2. Delay/Roomspace – Am I in a large room, small room, outside? Was this music recorded in a large room or small room? Was the recording room rounded, square, long?
3. Quality/timbre of instruments – Is that an electric guitar? Do I like the tone of it? Do I like that keyboard patch? How about the singer’s voice?
4. Stereo soundstage – Do I hear 2 guitars doubling each other, or 1 guitar with a wide delay? Is the singer front and center, or is he singing 2 parts, 1 left, 1 right? How wide are the drums set in the mix?
5. Timing of musicians and recording – Do the various delays work together musically, or are they clashing and changing the feel of the song? Are the drummer and bass player locked in? Is the 2nd percussion player ahead, behind, or on the beat?
6. Quality of recording – Is this the best version of this song? Is the distortion in the track intentionally added by the artist or is it in the format?
7. Clarity and breadth of EQ – Are most of the pleasing frequencies present, and are the harsh, brittle frequencies diminished? Do the various instruments and voices blend and work with each other as layers, or do they cover each other?
8. Noise floor – Is there a hum or buzz in this recording?

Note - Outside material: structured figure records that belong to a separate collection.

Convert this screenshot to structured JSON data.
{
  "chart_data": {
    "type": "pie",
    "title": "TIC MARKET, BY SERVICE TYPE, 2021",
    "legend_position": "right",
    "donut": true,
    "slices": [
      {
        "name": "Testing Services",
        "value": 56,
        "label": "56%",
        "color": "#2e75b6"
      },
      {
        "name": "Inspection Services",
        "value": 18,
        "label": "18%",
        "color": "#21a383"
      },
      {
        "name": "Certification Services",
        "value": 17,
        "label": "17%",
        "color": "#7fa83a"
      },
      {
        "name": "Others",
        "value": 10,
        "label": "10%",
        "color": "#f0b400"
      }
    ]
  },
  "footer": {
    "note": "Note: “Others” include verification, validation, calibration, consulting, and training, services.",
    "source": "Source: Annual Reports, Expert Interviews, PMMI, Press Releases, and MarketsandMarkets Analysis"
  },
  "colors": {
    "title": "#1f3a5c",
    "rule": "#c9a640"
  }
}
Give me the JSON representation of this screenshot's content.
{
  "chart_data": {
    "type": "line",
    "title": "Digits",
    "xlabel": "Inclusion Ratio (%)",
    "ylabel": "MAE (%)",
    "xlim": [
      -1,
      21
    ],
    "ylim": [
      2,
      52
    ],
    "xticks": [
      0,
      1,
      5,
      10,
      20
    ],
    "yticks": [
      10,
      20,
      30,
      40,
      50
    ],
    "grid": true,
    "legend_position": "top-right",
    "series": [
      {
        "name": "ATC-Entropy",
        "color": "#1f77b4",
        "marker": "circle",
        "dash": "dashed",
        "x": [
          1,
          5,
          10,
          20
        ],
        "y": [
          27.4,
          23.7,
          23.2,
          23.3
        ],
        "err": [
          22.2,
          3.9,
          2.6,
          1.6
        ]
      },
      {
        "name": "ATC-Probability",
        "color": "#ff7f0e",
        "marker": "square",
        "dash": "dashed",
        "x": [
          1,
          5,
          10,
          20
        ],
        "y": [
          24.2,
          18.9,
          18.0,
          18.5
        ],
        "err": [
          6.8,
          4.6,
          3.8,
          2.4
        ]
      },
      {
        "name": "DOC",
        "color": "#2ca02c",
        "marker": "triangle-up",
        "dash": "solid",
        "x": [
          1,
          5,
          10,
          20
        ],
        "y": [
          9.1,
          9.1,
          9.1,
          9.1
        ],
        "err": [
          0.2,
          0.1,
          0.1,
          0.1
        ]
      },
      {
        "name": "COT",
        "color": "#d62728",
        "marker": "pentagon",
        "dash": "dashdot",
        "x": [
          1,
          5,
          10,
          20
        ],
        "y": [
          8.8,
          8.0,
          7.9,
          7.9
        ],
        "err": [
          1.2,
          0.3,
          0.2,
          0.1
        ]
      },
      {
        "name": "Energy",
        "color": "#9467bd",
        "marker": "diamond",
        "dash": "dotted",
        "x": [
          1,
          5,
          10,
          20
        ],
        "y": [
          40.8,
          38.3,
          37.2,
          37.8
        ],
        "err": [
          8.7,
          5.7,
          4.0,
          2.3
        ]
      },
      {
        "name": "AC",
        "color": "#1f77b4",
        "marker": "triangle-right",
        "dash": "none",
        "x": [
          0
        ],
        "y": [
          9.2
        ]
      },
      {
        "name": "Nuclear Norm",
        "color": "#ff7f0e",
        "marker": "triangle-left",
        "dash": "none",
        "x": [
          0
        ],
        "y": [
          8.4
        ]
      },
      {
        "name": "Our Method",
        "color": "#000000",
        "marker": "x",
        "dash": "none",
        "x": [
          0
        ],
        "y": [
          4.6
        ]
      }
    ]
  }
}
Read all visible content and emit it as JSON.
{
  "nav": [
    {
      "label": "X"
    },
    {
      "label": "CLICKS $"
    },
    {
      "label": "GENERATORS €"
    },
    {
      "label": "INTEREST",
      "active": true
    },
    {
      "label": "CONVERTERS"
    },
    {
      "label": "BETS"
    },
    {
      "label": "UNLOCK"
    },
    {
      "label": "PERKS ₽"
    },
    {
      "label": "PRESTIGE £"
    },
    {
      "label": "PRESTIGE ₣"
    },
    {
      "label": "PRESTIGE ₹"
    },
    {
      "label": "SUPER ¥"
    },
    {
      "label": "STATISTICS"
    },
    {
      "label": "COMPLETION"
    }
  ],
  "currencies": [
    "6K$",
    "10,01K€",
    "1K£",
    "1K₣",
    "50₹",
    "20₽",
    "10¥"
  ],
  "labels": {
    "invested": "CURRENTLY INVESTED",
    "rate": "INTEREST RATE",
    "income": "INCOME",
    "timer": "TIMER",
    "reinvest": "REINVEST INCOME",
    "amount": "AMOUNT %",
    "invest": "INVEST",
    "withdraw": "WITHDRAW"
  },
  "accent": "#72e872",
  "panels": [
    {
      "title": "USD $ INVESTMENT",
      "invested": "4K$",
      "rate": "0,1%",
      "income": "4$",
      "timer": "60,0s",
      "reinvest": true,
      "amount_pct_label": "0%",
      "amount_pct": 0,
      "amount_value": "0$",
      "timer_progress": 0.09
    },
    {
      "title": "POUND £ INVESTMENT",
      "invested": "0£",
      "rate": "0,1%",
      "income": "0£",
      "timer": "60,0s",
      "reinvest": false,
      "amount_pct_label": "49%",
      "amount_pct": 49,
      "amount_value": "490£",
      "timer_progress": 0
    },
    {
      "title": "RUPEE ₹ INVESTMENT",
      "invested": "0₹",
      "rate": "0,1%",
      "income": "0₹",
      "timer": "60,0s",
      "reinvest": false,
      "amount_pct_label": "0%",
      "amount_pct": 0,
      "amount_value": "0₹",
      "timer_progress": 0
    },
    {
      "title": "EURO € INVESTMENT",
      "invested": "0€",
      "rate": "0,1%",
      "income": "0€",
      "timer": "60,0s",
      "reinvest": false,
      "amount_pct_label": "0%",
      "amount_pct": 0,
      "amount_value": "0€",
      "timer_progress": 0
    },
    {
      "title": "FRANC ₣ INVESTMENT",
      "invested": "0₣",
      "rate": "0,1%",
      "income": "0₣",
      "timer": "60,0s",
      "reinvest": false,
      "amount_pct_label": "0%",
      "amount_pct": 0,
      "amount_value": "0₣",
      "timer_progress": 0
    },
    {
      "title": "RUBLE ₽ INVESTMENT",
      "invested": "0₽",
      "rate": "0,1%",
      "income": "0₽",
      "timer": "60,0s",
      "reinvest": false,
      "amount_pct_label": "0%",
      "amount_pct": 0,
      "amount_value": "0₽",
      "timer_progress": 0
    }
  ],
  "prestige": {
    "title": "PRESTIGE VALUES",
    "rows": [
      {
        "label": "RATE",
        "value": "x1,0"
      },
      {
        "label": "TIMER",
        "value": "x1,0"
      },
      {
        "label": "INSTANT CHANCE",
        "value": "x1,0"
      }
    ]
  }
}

Is it from a bad recording, or a loud instrument, or something wrong in my system?
9. Phase – If things were recorded in phase you don’t notice it. If things are out of phase with each other, various comb filtering and aliasing artifacts appear in your music.
10. Digital loss/compression – Has this file been reduced from the original? Did they remove things they hope I can’t hear to make the file smaller? Are there compression artifacts in the mix.
There’s 10 things to listen to without even thinking about frequency range. 10 things most internet audio experts never take into account.
Becoming a better listener makes you a smarter consumer. It will drive you to enjoy your current collection again and find new music that moves you.
It will also hopefully drive you to push for higher quality. If you must stream, go 16/44 lossless. If you collect, get as much hi-res as possible and play it for as many people as you can.